Protesters at the #EndSARS protest in Lagos, Nigeria. Photo by Kaizenify October 13, 2020, Wikimedia Commons (CC BY-SA 4.0)
When Nigerian President Muhammadu Buhari addressed the nation on October 22, he was silent regarding the recent killings of at least 12 protesters at an #EndSARS rally in Lekki, Lagos. 
Nigerian security forces had on October 20, at around 7 p.m. WAT, released fire on unarmed youth protesters in Lekki toll gate, Lagos.
Nigerian youth have staged peaceful nationwide protests since October 9, against police brutality inflicted by the Special Anti-Robbery Squad known as SARS.

Rather, President Buhari emphasized state power over the human rights demands of young Nigerian citizens against police brutality. 
In his address, however, Buhari warned that the prompt disbarring of SARS should not be “misconstrued as a sign of weakness.” He further admonished protesters to “resist the temptation of being used by some subversive elements to cause chaos.” And failure to adhere to this warning “will amount to undermining national security and the law and order situation. Under no circumstances will this be tolerated,” Buhari stated. 
Buhari also accused the international community of “rushing to judgement and making hasty pronouncements” without seeking official clarification. 
The United Nations, United States, European Union, United Kingdom, Australia, Canada and Sweden condemned the government’s use of disproportionate force on unarmed protesters. Former US President Bill Clinton, former US Vice President Joe Biden, former US Secretary of State Hilary Clinton and the US Congressional Black Caucus also expressed strong disapproval of the Lekki incident. 
Apathetic, anticlimactic 
Muhammadu Buhari, President of the Federal Republic of Nigeria. Photo by Bayo Omoboriowo, 29 May 2015, Wikimedia Commons (CC BY-SA 4.0)
The president’s speech was anticlimactic after two tumultuous weeks of protests across the country. Nigerians anticipating a presidential address to restore calm, assuage frayed nerves, empathize with victims or reassure a nation on the verge of a precipice, were utterly disappointed.    
Rather they got veiled threats, paternalistic admonitions and an evasion of the issues at stake. 
Feyisitan Ijimakinwa, a researcher at the Institute of African Studies, University of Ibadan, writes that Buhari’s speech was highly anticipated because the president had “remained detached, unperturbed and silent” in the wake of “shooting of protesters at the Lekki Toll Gate.” However, it turned out to be “one of the worst and wrongest addresses by any Nigerian leader.” An address that revealed his contemptuous “perception of Nigerian youths. As far as President Buhari was concerned, the youths who were killed at Lekki did not count for anything,” Ijimakinwa said.  

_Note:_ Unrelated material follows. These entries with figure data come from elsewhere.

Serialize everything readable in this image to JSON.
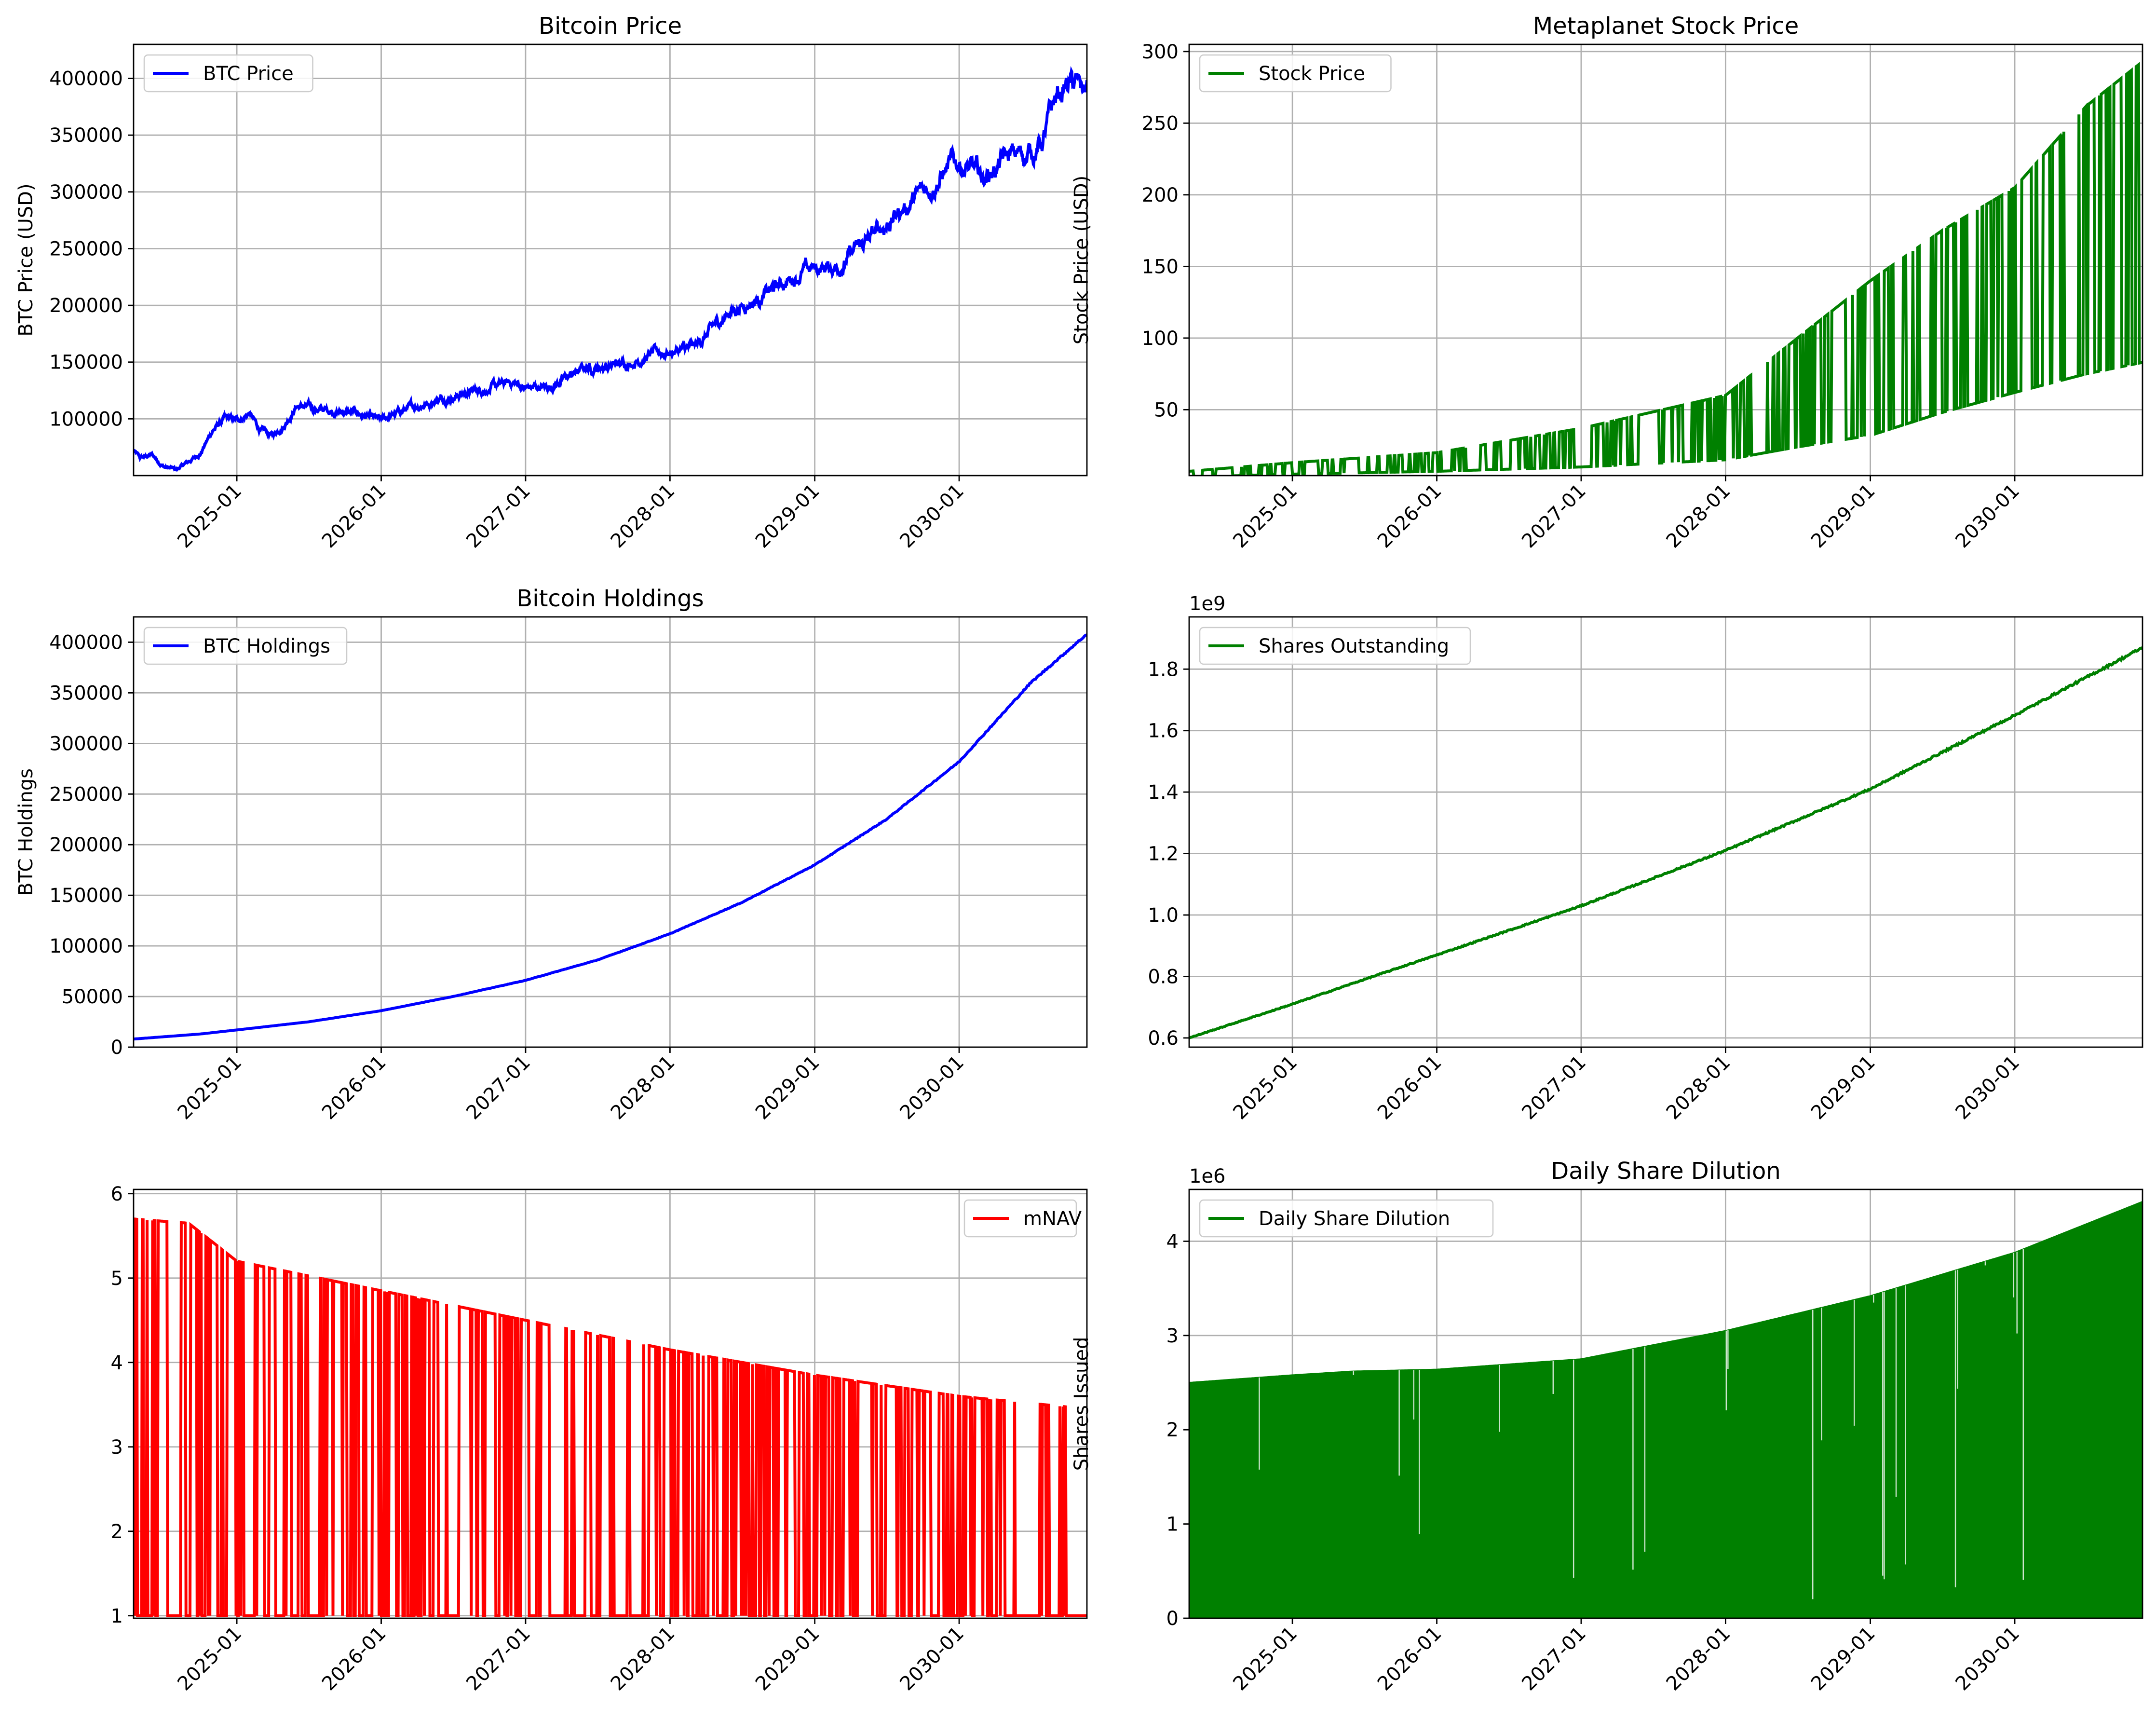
{
  "x_ticks": [
    "2025-01",
    "2026-01",
    "2027-01",
    "2028-01",
    "2029-01",
    "2030-01"
  ],
  "chart_data": [
    {
      "type": "line",
      "title": "Bitcoin Price",
      "xlabel": "",
      "ylabel": "BTC Price (USD)",
      "x_range": [
        "2024-04-15",
        "2030-11-20"
      ],
      "ylim": [
        50000,
        430000
      ],
      "yticks": [
        100000,
        150000,
        200000,
        250000,
        300000,
        350000,
        400000
      ],
      "ytick_labels": [
        "100000",
        "150000",
        "200000",
        "250000",
        "300000",
        "350000",
        "400000"
      ],
      "grid": true,
      "legend": "upper left",
      "series": [
        {
          "name": "BTC Price",
          "color": "#0000ff",
          "x": [
            "2024-04-15",
            "2024-05-01",
            "2024-06-01",
            "2024-07-01",
            "2024-08-01",
            "2024-09-01",
            "2024-10-01",
            "2024-11-01",
            "2024-12-01",
            "2025-01-01",
            "2025-02-01",
            "2025-03-01",
            "2025-04-01",
            "2025-05-01",
            "2025-06-01",
            "2025-07-01",
            "2025-08-01",
            "2025-09-01",
            "2025-10-01",
            "2025-11-01",
            "2025-12-01",
            "2026-01-01",
            "2026-03-01",
            "2026-06-01",
            "2026-09-01",
            "2026-12-01",
            "2027-01-01",
            "2027-03-01",
            "2027-06-01",
            "2027-09-01",
            "2027-12-01",
            "2028-03-01",
            "2028-06-01",
            "2028-09-01",
            "2028-12-01",
            "2029-03-01",
            "2029-06-01",
            "2029-08-01",
            "2029-10-01",
            "2029-12-01",
            "2030-01-01",
            "2030-03-01",
            "2030-05-01",
            "2030-07-01",
            "2030-08-01",
            "2030-09-01",
            "2030-10-01",
            "2030-11-20"
          ],
          "values": [
            72000,
            65000,
            68000,
            58000,
            55000,
            62000,
            70000,
            90000,
            100000,
            98000,
            105000,
            90000,
            85000,
            95000,
            112000,
            110000,
            108000,
            107000,
            106000,
            105000,
            101000,
            98000,
            108000,
            118000,
            125000,
            132000,
            127000,
            128000,
            145000,
            148000,
            158000,
            162000,
            195000,
            210000,
            230000,
            235000,
            262000,
            282000,
            300000,
            320000,
            326000,
            312000,
            330000,
            335000,
            345000,
            380000,
            395000,
            390000
          ]
        }
      ]
    },
    {
      "type": "line",
      "title": "Metaplanet Stock Price",
      "xlabel": "",
      "ylabel": "Stock Price (USD)",
      "x_range": [
        "2024-04-15",
        "2030-11-20"
      ],
      "ylim": [
        4,
        305
      ],
      "yticks": [
        50,
        100,
        150,
        200,
        250,
        300
      ],
      "ytick_labels": [
        "50",
        "100",
        "150",
        "200",
        "250",
        "300"
      ],
      "grid": true,
      "legend": "upper left",
      "note_pattern": "oscillates between upper envelope and lower envelope",
      "series": [
        {
          "name": "Stock Price",
          "color": "#008000",
          "x_envelope": [
            "2024-04-15",
            "2025-01-01",
            "2026-01-01",
            "2027-01-01",
            "2028-01-01",
            "2028-07-01",
            "2029-01-01",
            "2029-07-01",
            "2030-01-01",
            "2030-07-01",
            "2030-11-20"
          ],
          "upper": [
            7,
            13,
            20,
            37,
            60,
            100,
            140,
            175,
            205,
            262,
            293
          ],
          "lower": [
            3,
            5,
            7,
            10,
            15,
            24,
            32,
            48,
            62,
            75,
            83
          ]
        }
      ]
    },
    {
      "type": "line",
      "title": "Bitcoin Holdings",
      "xlabel": "",
      "ylabel": "BTC Holdings",
      "x_range": [
        "2024-04-15",
        "2030-11-20"
      ],
      "ylim": [
        0,
        425000
      ],
      "yticks": [
        0,
        50000,
        100000,
        150000,
        200000,
        250000,
        300000,
        350000,
        400000
      ],
      "ytick_labels": [
        "0",
        "50000",
        "100000",
        "150000",
        "200000",
        "250000",
        "300000",
        "350000",
        "400000"
      ],
      "grid": true,
      "legend": "upper left",
      "series": [
        {
          "name": "BTC Holdings",
          "color": "#0000ff",
          "x": [
            "2024-04-15",
            "2024-10-01",
            "2025-01-01",
            "2025-07-01",
            "2026-01-01",
            "2026-07-01",
            "2027-01-01",
            "2027-07-01",
            "2028-01-01",
            "2028-07-01",
            "2029-01-01",
            "2029-07-01",
            "2030-01-01",
            "2030-07-01",
            "2030-11-20"
          ],
          "values": [
            8000,
            13000,
            17000,
            25000,
            36000,
            50000,
            66000,
            86000,
            112000,
            143000,
            180000,
            225000,
            282000,
            360000,
            408000
          ]
        }
      ]
    },
    {
      "type": "line",
      "title": "",
      "xlabel": "",
      "ylabel": "",
      "x_range": [
        "2024-04-15",
        "2030-11-20"
      ],
      "ylim": [
        0.57,
        1.97
      ],
      "yticks": [
        0.6,
        0.8,
        1.0,
        1.2,
        1.4,
        1.6,
        1.8
      ],
      "ytick_labels": [
        "0.6",
        "0.8",
        "1.0",
        "1.2",
        "1.4",
        "1.6",
        "1.8"
      ],
      "axis_offset_label": "1e9",
      "grid": true,
      "legend": "upper left",
      "series": [
        {
          "name": "Shares Outstanding",
          "color": "#008000",
          "x": [
            "2024-04-15",
            "2025-01-01",
            "2025-07-01",
            "2026-01-01",
            "2027-01-01",
            "2028-01-01",
            "2029-01-01",
            "2030-01-01",
            "2030-11-20"
          ],
          "values": [
            0.6,
            0.71,
            0.79,
            0.87,
            1.03,
            1.21,
            1.41,
            1.65,
            1.87
          ]
        }
      ]
    },
    {
      "type": "line",
      "title": "",
      "xlabel": "",
      "ylabel": "",
      "x_range": [
        "2024-04-15",
        "2030-11-20"
      ],
      "ylim": [
        0.97,
        6.05
      ],
      "yticks": [
        1,
        2,
        3,
        4,
        5,
        6
      ],
      "ytick_labels": [
        "1",
        "2",
        "3",
        "4",
        "5",
        "6"
      ],
      "grid": true,
      "legend": "upper right",
      "note_pattern": "oscillates between upper envelope and lower value 1",
      "series": [
        {
          "name": "mNAV",
          "color": "#ff0000",
          "x_envelope": [
            "2024-04-15",
            "2024-09-01",
            "2025-01-01",
            "2026-01-01",
            "2027-01-01",
            "2028-01-01",
            "2029-01-01",
            "2030-01-01",
            "2030-11-20"
          ],
          "upper": [
            5.7,
            5.65,
            5.2,
            4.85,
            4.5,
            4.15,
            3.85,
            3.6,
            3.45
          ],
          "lower": [
            1,
            1,
            1,
            1,
            1,
            1,
            1,
            1,
            1
          ]
        }
      ]
    },
    {
      "type": "area",
      "title": "Daily Share Dilution",
      "xlabel": "",
      "ylabel": "Shares Issued",
      "x_range": [
        "2024-04-15",
        "2030-11-20"
      ],
      "ylim": [
        0,
        4.55
      ],
      "yticks": [
        0,
        1,
        2,
        3,
        4
      ],
      "ytick_labels": [
        "0",
        "1",
        "2",
        "3",
        "4"
      ],
      "axis_offset_label": "1e6",
      "grid": true,
      "legend": "upper left",
      "series": [
        {
          "name": "Daily Share Dilution",
          "color": "#008000",
          "x": [
            "2024-04-15",
            "2025-01-01",
            "2025-06-01",
            "2026-01-01",
            "2027-01-01",
            "2028-01-01",
            "2029-01-01",
            "2030-01-01",
            "2030-11-20"
          ],
          "values": [
            2.5,
            2.58,
            2.62,
            2.64,
            2.75,
            3.05,
            3.42,
            3.88,
            4.42
          ]
        }
      ]
    }
  ]
}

The words of Nigerian writer Chimamanda Ngozi Adichie now seem prophetic: In an op-ed published in the New York Times a day before the speech, she aptly sums up Buhari’s presidential contempt for citizens: “..there is the sense that Nigeria could very well burn to the ground while the president remains malevolently aloof. The president himself has often telegraphed a contemptuous self-righteousness, as though engaging fully with Nigerians is beneath him.”
Following the presidential address, the Feminist Coalition, one of the members of the #EndSARS collective, made a statement calling on “all young Nigerians to stay safe, stay home, and observe the mandated curfew” in various states.
Curfews were imposed in Lagos, Edo and Enugu states to quell violence that erupted after thugs hijacked the protests against police brutality. 
The Feminist Coalition announced their decision to “henceforth stop all donation inflows for the #EndSARS peaceful protest.” They maintained that donations still within their custody will be channeled into “funding medical emergencies, legal aid for wrongfully detained citizens, and relief for victims of police brutality and families of the deceased.”
Despite what comes after this, young Nigerians who organised the protests will always be remembered, in the words of Adichie, as that “disaffected generation with the courage to act. Their bravery is inspiring. They speak to hope and to the possibility of what Nigeria could become.”